Впрочем, чем дальше, тем больше убеждал себя Усольцев, что никто другой бы не действовал иначе в той непростой и неожиданной обстановке, в которую он попал, — даже сам Лосев. И все больше ему казалось, что он вовсе не растерялся и вел себя вполне правильно.
Так он по приезде и доложил Лосеву. К сожалению, в комнате в этот момент присутствовал и Откаленко. Это портило Усольцеву настроение во время доклада, и почему-то он невольно отошел еще дальше от истинных обстоятельств.
Лосев слушал внимательно, не перебивая вопросами, а Откаленко, казалось, и вовсе не слушал, уткнувшись в какие-то бумаги.

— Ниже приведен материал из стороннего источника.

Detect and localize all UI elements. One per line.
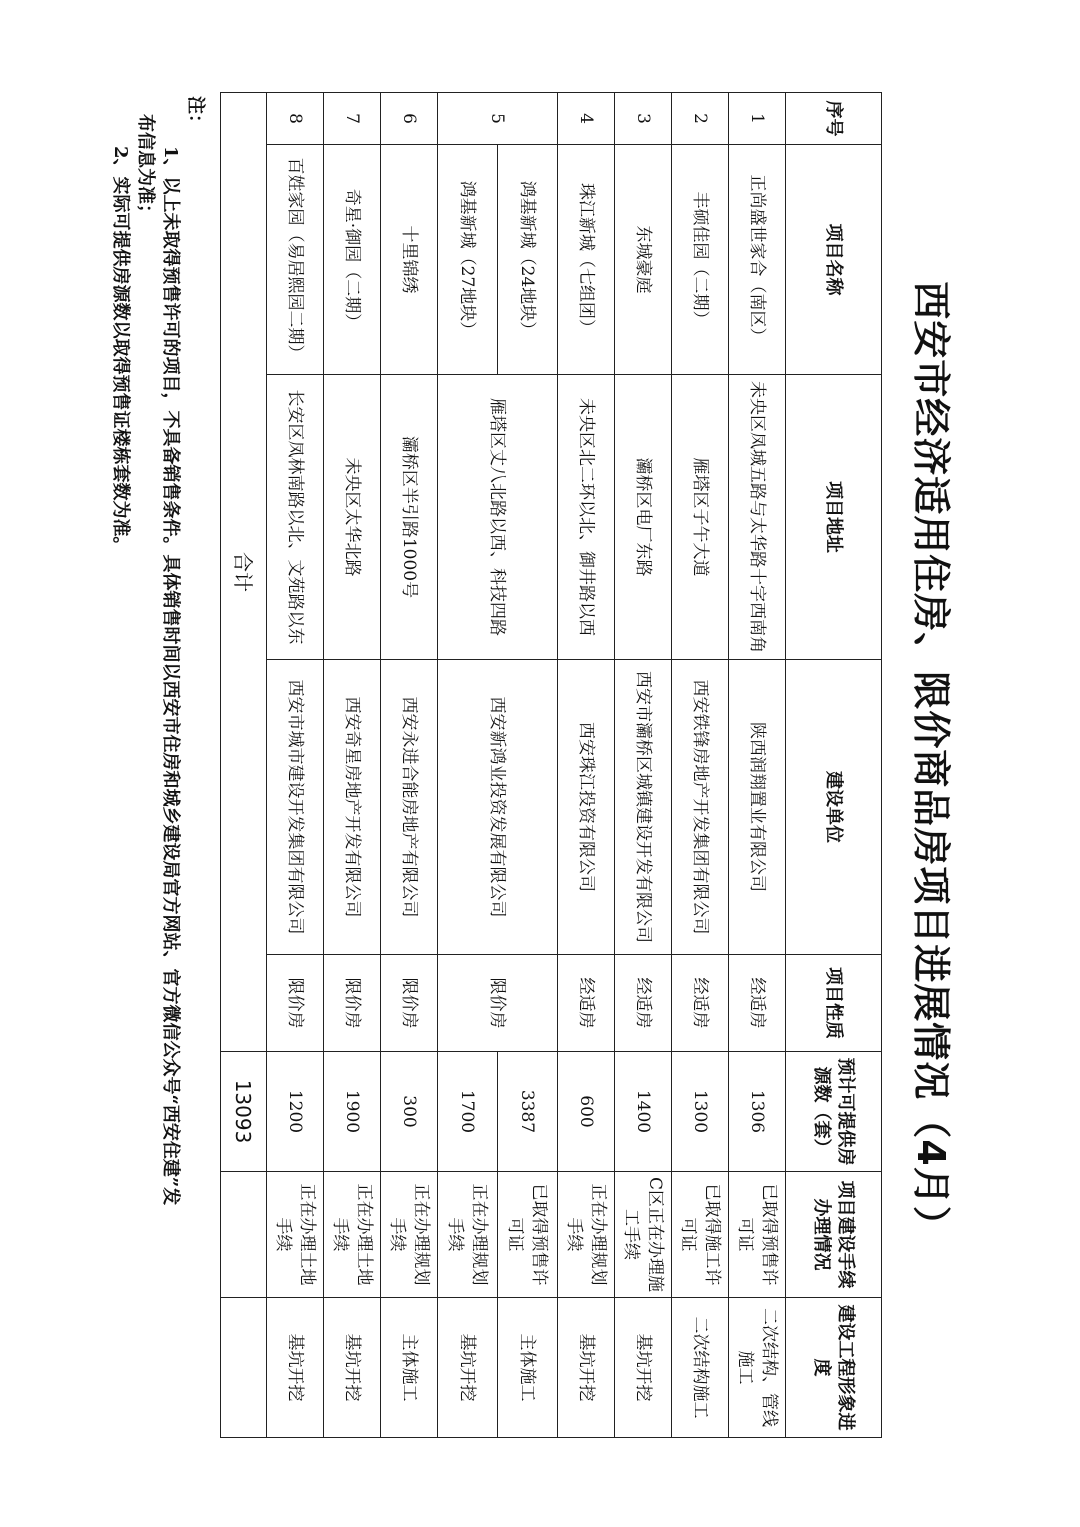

Когда Усольцев кончил, Лосев спросил:
— Выходит, этот Коменков ничего про Диму не знает?
— Он его еле вспомнил. Когда-то тот выклянчил у него контрамарку на спектакль. И больше вообще не появлялся.
— А верить ему можно?
— Думаю, да. Пустой, конечно, парень. Но в данном случае скрывать ему было нечего. К тому же милиции боится, — зачем-то добавил Усольцев.
— Значит, разговор получился откровенный?
— Абсолютно. Я его, знаешь, как расположил.
— Так, так… — задумчиво произнес Лосев и неожиданно спросил. — Значит, два раза он был женат?
— Минимум, — подтвердил Усольцев. — А что такого?
— Да нет, ничего. А сколько раз его с работы вышибали?